Memorable Scenes

I’ve had conversations with Avi and Mike M about our aesthetics in scenework and have wondered whether there’s an inherent pattern by which the scenes I like most emerge.

Specifically, my favorite scenes aren’t the ones in which the audience laughs the most but the ones that I still remember months later. Since I’m not aware of an improv manual that explains how to optimize for this (full disclosure: I’m only partway through the TJ and Dave book), I would have to figure it out myself.

Songs offer a clue as to how one might go about this, and the next part of this post might be familiar to those who have taken classes or workshops with Jason Pardo. Songs consist of multiple patterns complete with their own vocabulary for the different types of patterns. For the purposes of this post, a chorus refers to repeated lyrics and melody, a verse refers to a repeated melody but with changing lyrics, and a bridge refers to a departure from the melodies in the verse and chorus.

Given this musical vocabulary, Jason’s workshop talked about how to map the chorus to character choices, the verse to the pattern of interaction between the two characters (i.e. the relationship), and the bridge as a break from the typical pattern of interaction between the two characters and the character traits they have established.

We can follow a basic song structure of verse, chorus, verse, chorus, verse, bridge, chorus and apply it to scenes, but even if we ignore the fact that some memorable songs break this pattern, not all songs that follow that pattern are equally memorable, so we can’t conclude that the structure is either necessary or sufficient for a memorable scene. This is where we have to go beyond Jason’s workshop and consider examples.

Harry Chapin’s “Cat’s in the Cradle” is an example of a memorable song that can also be analyzed as a two person scene with time dashes. Thus, it provides a case study to start thinking about what features might make memorable scenes. The verses establish the relationship of the two characters as two people unable to spend time with each other. The chorus establishes how the characters are forgoing time together in the present because of their optimism that they will have time in the future. Thus, the song is effectively a two peas in a pod scene.

However, I think what makes “Cats in the Cradle” memorable is the part I would call the bridge, in which the father realizes the fact that because he and his son really are these two peas in a pod, they never will have time together that each had been optimistic about until that point. I would conjecture there is something about the truthfulness of that moment in the song that accounts for why it is so memorable.

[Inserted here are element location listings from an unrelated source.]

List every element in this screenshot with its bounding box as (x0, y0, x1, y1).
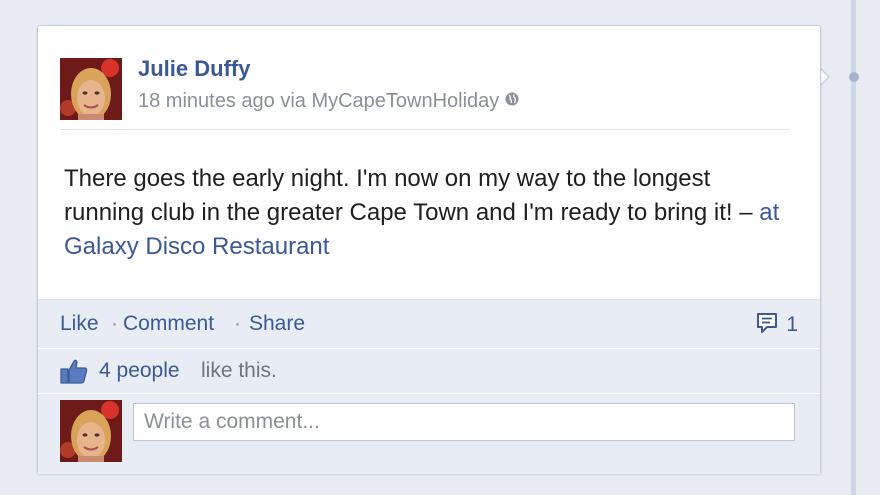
story-card: Julie Duffy 18 minutes ago via MyCapeTow… (37, 25, 821, 474)
comment-count-button[interactable]: 1 (756, 312, 798, 340)
timeline-dot (849, 72, 859, 82)
author-name-link[interactable]: Julie Duffy (138, 56, 250, 82)
action-bar: Like · Comment · Share 1 (38, 299, 820, 348)
likes-suffix: like this. (201, 359, 277, 382)
comment-count: 1 (786, 313, 798, 336)
comment-bubble-icon (756, 312, 778, 340)
likes-people-link[interactable]: 4 people (99, 359, 180, 383)
thumbs-up-icon (60, 358, 88, 390)
like-link[interactable]: Like (60, 312, 99, 336)
header-divider (60, 129, 790, 130)
timeline-page: Julie Duffy 18 minutes ago via MyCapeTow… (0, 0, 880, 495)
viewer-avatar (60, 400, 122, 462)
author-avatar[interactable] (60, 58, 122, 120)
post-meta: 18 minutes ago via MyCapeTownHoliday (138, 89, 519, 113)
post-text: There goes the early night. I'm now on m… (64, 162, 794, 264)
action-separator: · (111, 312, 118, 335)
comment-input[interactable] (133, 403, 795, 441)
likes-row: 4 people like this. (38, 348, 820, 393)
globe-icon[interactable] (505, 89, 519, 106)
action-separator: · (234, 312, 241, 335)
post-timestamp[interactable]: 18 minutes ago via MyCapeTownHoliday (138, 90, 499, 112)
post-message: There goes the early night. I'm now on m… (64, 165, 760, 226)
share-link[interactable]: Share (249, 312, 305, 336)
comment-composer (38, 393, 820, 474)
comment-link[interactable]: Comment (123, 312, 214, 336)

There are at least a couple points to note. First, if one were to simply make this humorous, the joke would be two characters who are constantly optimistic about seeing one another despite the fact that they never do, like two friends exchanging texts to plan drinks that they always have to cancel last minute. In fact, there’s a New Yorker Shouts and Murmurs piece with that exact premise, but I doubt people will remember the New Yorker piece nearly as well as the Harry Chapin song a few years from now. Second, the realization that they won’t meet is tragic, potentially removing some of the comedic joy. The truth doesn’t necessarily have to be tragic, but it is in this case, adding an element of truthfulness doesn’t necessarily mean a laugh.

Of course, one may not like the Harry Chapin song or want their improv scenes to resemble it in structure, and that’s fine, but if there are aesthetic considerations beyond mere laughs, I think exercises like this are helpful in understanding why. When I think back to my most memorable scenes from over a year ago, there was a moment in each that was truthful, often later in the scene after the pattern of the relationship had been played and the grooves of the characters well understood. My memory is subject to confirmation bias, and I concede that truthfulness is unlikely to be either a guaranteed way or only way to make a scene memorable, but it’s a starting point for me to start thinking about characteristics I like in an improv scene and what makes it easier for a scene to have those qualities.

What are the scenes you played/watched last week, last month, or last year that you still remember? What about them makes them memorable to you?